ISLAMABAD: The IMF has asked the FBR to repeal discretionary powers of the Board and the cabinet to award tax incentives and bring changes in tax laws of NGOs and charitable organisations as well as taxed pensioners.
On pensions, the IMF recommends that either pension contributions or benefits be taxed. To this end, the IMF wants to eliminate the benefit of deduction of voluntary payments to workers’ participation funds and eliminate exemption of pensions and tax them by applying one of the alternatives described.
Pakistan and the IMF are all set to kick-start critical deliberations this week starting from today (Monday). Pakistan has made a formal request for a fresh bailout package of $6-$8 billion under the Extended Fund Facility (EFF) with the possibility to be augmented through climate finance.
The IMF’s wish list or menu is on the table for tax incentives. The IMF wants the tax incentives should be limited to cases where their economic benefits, in the form of employment and value addition in the economy, exceed the cost to the budget. “In the current dire fiscal situation few, if any, existing incentives would meet that test. Any remaining incentives should be well-designed and cost-based rather than profit-based,” the IMF told the FBR.
It added that cost-based incentives, such as accelerated depreciation and special tax deduction or credits relating to investment expenses, are designed to lower the cost of capital at the outset of the investment period, in order to make projects more profitable at the margin and promote new investment that would not otherwise have been made.
In contrast, profit-based incentives, such as tax holidays and preferential tax rates, are less effective in encouraging investments if profitability is low or only substantial in later stages of the project, and often only increase profits of already profitable projects at the cost of foregone government revenue.
Moreover, the effectiveness of profit-based tax incentives is likely to be attenuated with the implementation of the global minimum tax under pillar two.
“Distortions, complexities, and inequities caused by the special tax regimes for the construction sector are particularly harmful and reduce the tax effort of a highly buoyant sector,” the IMF says and added that the special treatment of the construction sector for both sales tax and income tax purposes should therefore be removed.
The IMF suggests elimination of all tax incentives in the Income Tax Ordinance (ITO), except those which Pakistan is legally obligated to provide or there are clear policy reasons such as to prevent cascading taxation of pass-through income. “This is estimated to yield 0.2 percent of GDP in additional revenue,” the IMF presented its estimates before Pakistani authorities.

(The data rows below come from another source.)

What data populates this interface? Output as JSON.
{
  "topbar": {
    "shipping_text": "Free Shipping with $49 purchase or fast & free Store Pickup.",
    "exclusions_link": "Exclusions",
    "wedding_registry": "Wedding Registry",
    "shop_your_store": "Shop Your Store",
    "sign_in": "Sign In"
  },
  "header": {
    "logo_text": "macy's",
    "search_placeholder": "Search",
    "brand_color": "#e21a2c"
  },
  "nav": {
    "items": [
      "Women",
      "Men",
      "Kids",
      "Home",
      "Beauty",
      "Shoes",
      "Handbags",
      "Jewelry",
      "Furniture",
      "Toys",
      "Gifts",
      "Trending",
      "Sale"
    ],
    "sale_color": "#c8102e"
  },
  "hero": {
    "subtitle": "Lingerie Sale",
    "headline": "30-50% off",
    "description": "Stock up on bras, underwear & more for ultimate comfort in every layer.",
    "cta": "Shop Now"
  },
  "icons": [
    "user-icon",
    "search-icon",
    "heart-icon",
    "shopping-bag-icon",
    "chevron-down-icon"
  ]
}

In order to better manage tax incentives and related areas of tax policy, the IMF recommends repeal the discretionary power of FBR to award tax incentives for industrial undertakings, and discretionary power of the .cabinet to award tax incentives. The IMF wants to complement the Tax Expenditure Report with a chapter that assesses the cost and benefits of tax incentives.
In case tax incentives are granted in the future, they should be time-bound and subject to regular assessment of costs and benefits. If costs are higher than expected initially and/or benefits lower, incentives should be immediately withdrawn, transform remaining incentives into cost-based incentives, where possible.
The IMF wants to reform the minimum tax allowing the effect of accelerated deductions and implement a half-year rule to limit deductions the year an asset is put in use, repeal the minimum tax over the medium term, as capacity for CIT administration strengthens and CIT revenue increases.
The IMF asked the FBR to discuss with provinces the possibility of harmonizing the tax rate and base (e.g., deductions and rate of depreciation) of the agricultural income tax with that which would apply at the federal level, repeal the existing SME tax framework under the Fourteenth Schedule for the manufacturing sector and tax all manufacturers, phase-out as quickly as practicably possible the special tax regime for the construction sector and subject the sector to the standard income-tax regimes.
The Non-Profit Organisations and Charitable Donations, as explained in the 2019 Report, the current rules relating to charitable donations and non-profit organizations are duplicative and inefficient. All types of donations and non-profit organisations should be subject to the same rules, and the use of tax credits instead of exemptions for particular non-profit organisations would facilitate regulatory oversight over the non-profit nature of these entities such as repeal remaining exemptions for donations and non-profit organisations contained in the Second Schedule of the Ordinance and make them eligible for tax credits, review the charitable donations tax credit, as well as the credit for certain persons, to assess whether changes to eligibility requirement would be desirable.